PathoTME is composed of three branches, the gene guide branch (yellow), the domain adversarial branch (pink) and the main WSI learning branch (blue). In practical application, only the main WSI branch is active, with the other two branches existing as pre-trained weights. In gene guide branch, genes from a curated knowledge gene sets are collected from previous works. Then we use one layer FC with SNN to extract gene embeddings from tabular data. At the training stage, gene branch will guide WSI projector to learn discriminative WSI embeddings which close to the paired gene embeddings in the representation space. At the same time, domain adversarial branch will prevent WSI learning branch from attaining features related to tissue structures irrelevant to TME subtypes. At the inference stage, our network only needs WSI as input, and output the prediction result of TME subtypes.

Prerequisites

git clone https://github.com/Mengflz/PathoTME.git
cd PathoTME

conda  create -n pathotme python==3.7.7
conda activate pathotme
pip install -e .

Data preprocessing

  1. Download TCGA WSIs or prepare your own WSIs.

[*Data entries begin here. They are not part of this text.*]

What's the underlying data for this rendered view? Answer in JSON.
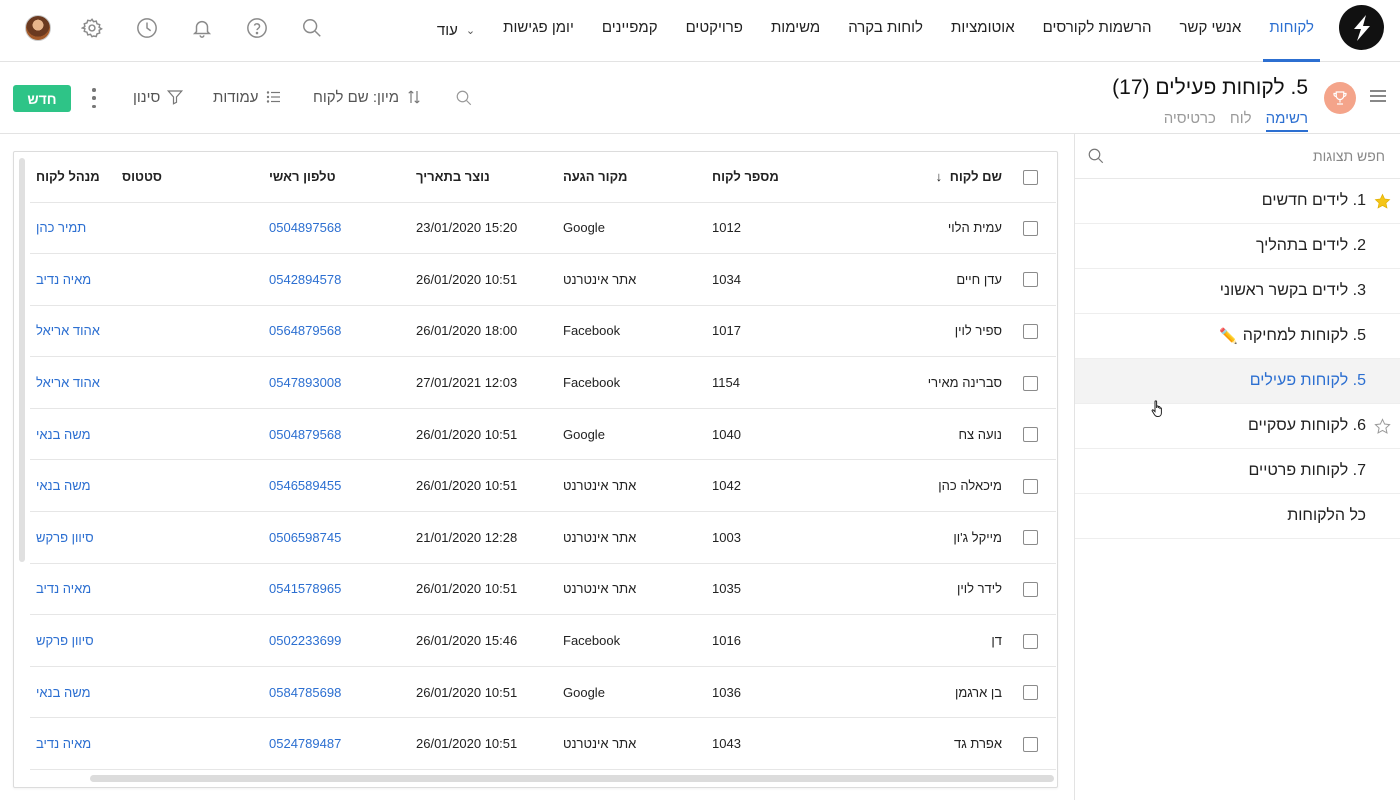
{
  "nav": {
    "items": [
      "לקוחות",
      "אנשי קשר",
      "הרשמות לקורסים",
      "אוטומציות",
      "לוחות בקרה",
      "משימות",
      "פרויקטים",
      "קמפיינים",
      "יומן פגישות"
    ],
    "more_label": "עוד",
    "accent": "#2c6fd1"
  },
  "top_icons": [
    "search-icon",
    "help-icon",
    "bell-icon",
    "clock-icon",
    "gear-icon",
    "avatar"
  ],
  "view": {
    "title": "5. לקוחות פעילים",
    "count": "(17)",
    "tabs": [
      "רשימה",
      "לוח",
      "כרטיסיה"
    ],
    "active_tab": "רשימה"
  },
  "toolbar": {
    "sort_label": "מיון: שם לקוח",
    "columns_label": "עמודות",
    "filter_label": "סינון",
    "new_label": "חדש",
    "new_color": "#2ec487"
  },
  "sidebar": {
    "search_placeholder": "חפש תצוגות",
    "items": [
      {
        "label": "1. לידים חדשים",
        "star": "filled"
      },
      {
        "label": "2. לידים בתהליך",
        "star": "none"
      },
      {
        "label": "3. לידים בקשר ראשוני",
        "star": "none"
      },
      {
        "label": "5. לקוחות למחיקה",
        "star": "none",
        "emoji": "✏️"
      },
      {
        "label": "5. לקוחות פעילים",
        "star": "none",
        "active": true
      },
      {
        "label": "6. לקוחות עסקיים",
        "star": "outline"
      },
      {
        "label": "7. לקוחות פרטיים",
        "star": "none"
      },
      {
        "label": "כל הלקוחות",
        "star": "none"
      }
    ]
  },
  "table": {
    "sort_indicator": "↓",
    "headers": {
      "name": "שם לקוח",
      "number": "מספר לקוח",
      "source": "מקור הגעה",
      "created": "נוצר בתאריך",
      "phone": "טלפון ראשי",
      "status": "סטטוס",
      "manager": "מנהל לקוח"
    },
    "rows": [
      {
        "name": "עמית הלוי",
        "number": "1012",
        "source": "Google",
        "created": "15:20 23/01/2020",
        "phone": "0504897568",
        "status": "",
        "manager": "תמיר כהן"
      },
      {
        "name": "עדן חיים",
        "number": "1034",
        "source": "אתר אינטרנט",
        "created": "10:51 26/01/2020",
        "phone": "0542894578",
        "status": "",
        "manager": "מאיה נדיב"
      },
      {
        "name": "ספיר לוין",
        "number": "1017",
        "source": "Facebook",
        "created": "18:00 26/01/2020",
        "phone": "0564879568",
        "status": "",
        "manager": "אהוד אריאל"
      },
      {
        "name": "סברינה מאירי",
        "number": "1154",
        "source": "Facebook",
        "created": "12:03 27/01/2021",
        "phone": "0547893008",
        "status": "",
        "manager": "אהוד אריאל"
      },
      {
        "name": "נועה צח",
        "number": "1040",
        "source": "Google",
        "created": "10:51 26/01/2020",
        "phone": "0504879568",
        "status": "",
        "manager": "משה בנאי"
      },
      {
        "name": "מיכאלה כהן",
        "number": "1042",
        "source": "אתר אינטרנט",
        "created": "10:51 26/01/2020",
        "phone": "0546589455",
        "status": "",
        "manager": "משה בנאי"
      },
      {
        "name": "מייקל ג'ון",
        "number": "1003",
        "source": "אתר אינטרנט",
        "created": "12:28 21/01/2020",
        "phone": "0506598745",
        "status": "",
        "manager": "סיוון פרקש"
      },
      {
        "name": "לידר לוין",
        "number": "1035",
        "source": "אתר אינטרנט",
        "created": "10:51 26/01/2020",
        "phone": "0541578965",
        "status": "",
        "manager": "מאיה נדיב"
      },
      {
        "name": "דן",
        "number": "1016",
        "source": "Facebook",
        "created": "15:46 26/01/2020",
        "phone": "0502233699",
        "status": "",
        "manager": "סיוון פרקש"
      },
      {
        "name": "בן ארגמן",
        "number": "1036",
        "source": "Google",
        "created": "10:51 26/01/2020",
        "phone": "0584785698",
        "status": "",
        "manager": "משה בנאי"
      },
      {
        "name": "אפרת גד",
        "number": "1043",
        "source": "אתר אינטרנט",
        "created": "10:51 26/01/2020",
        "phone": "0524789487",
        "status": "",
        "manager": "מאיה נדיב"
      },
      {
        "name": "",
        "number": "",
        "source": "",
        "created": "",
        "phone": "",
        "status": "",
        "manager": ""
      }
    ]
  }
}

  2. Please refer to HIPT to extract features from WSIs. Store your features in pickle like data/sample.pkl. We use 1000 samples extracted from total TCGA datasets as sample.pkl for quick implement. If you would like use entire pancancer dataset, please check HIPT repo and download related TCGA RNA expression data from TCGA website.

  3. Please refer to MFP to obtain the TME labels of your samples. We also include a TCGA TME label file data/TCGA_pan_MFP_annotation.tsv.

Run code

# train with 5-fold cross validation and test
python train.py

The results files(e.g. metrics, checkpoints) are under results/. Feel free to change configs in config/config.yaml

Use your own dataset

Follow the format of data/label_id.csv,sample_HIPT_features.pkl and sample_knowledge_exp, and put your WSI features and gene expression in data/. In label_id.csv, only HISTOLOGICAL_SUBTYPE, MFP, wsi_name and sample_id columns are necessary.

Citation

Please use below to cite this paper if you find our work useful in your research.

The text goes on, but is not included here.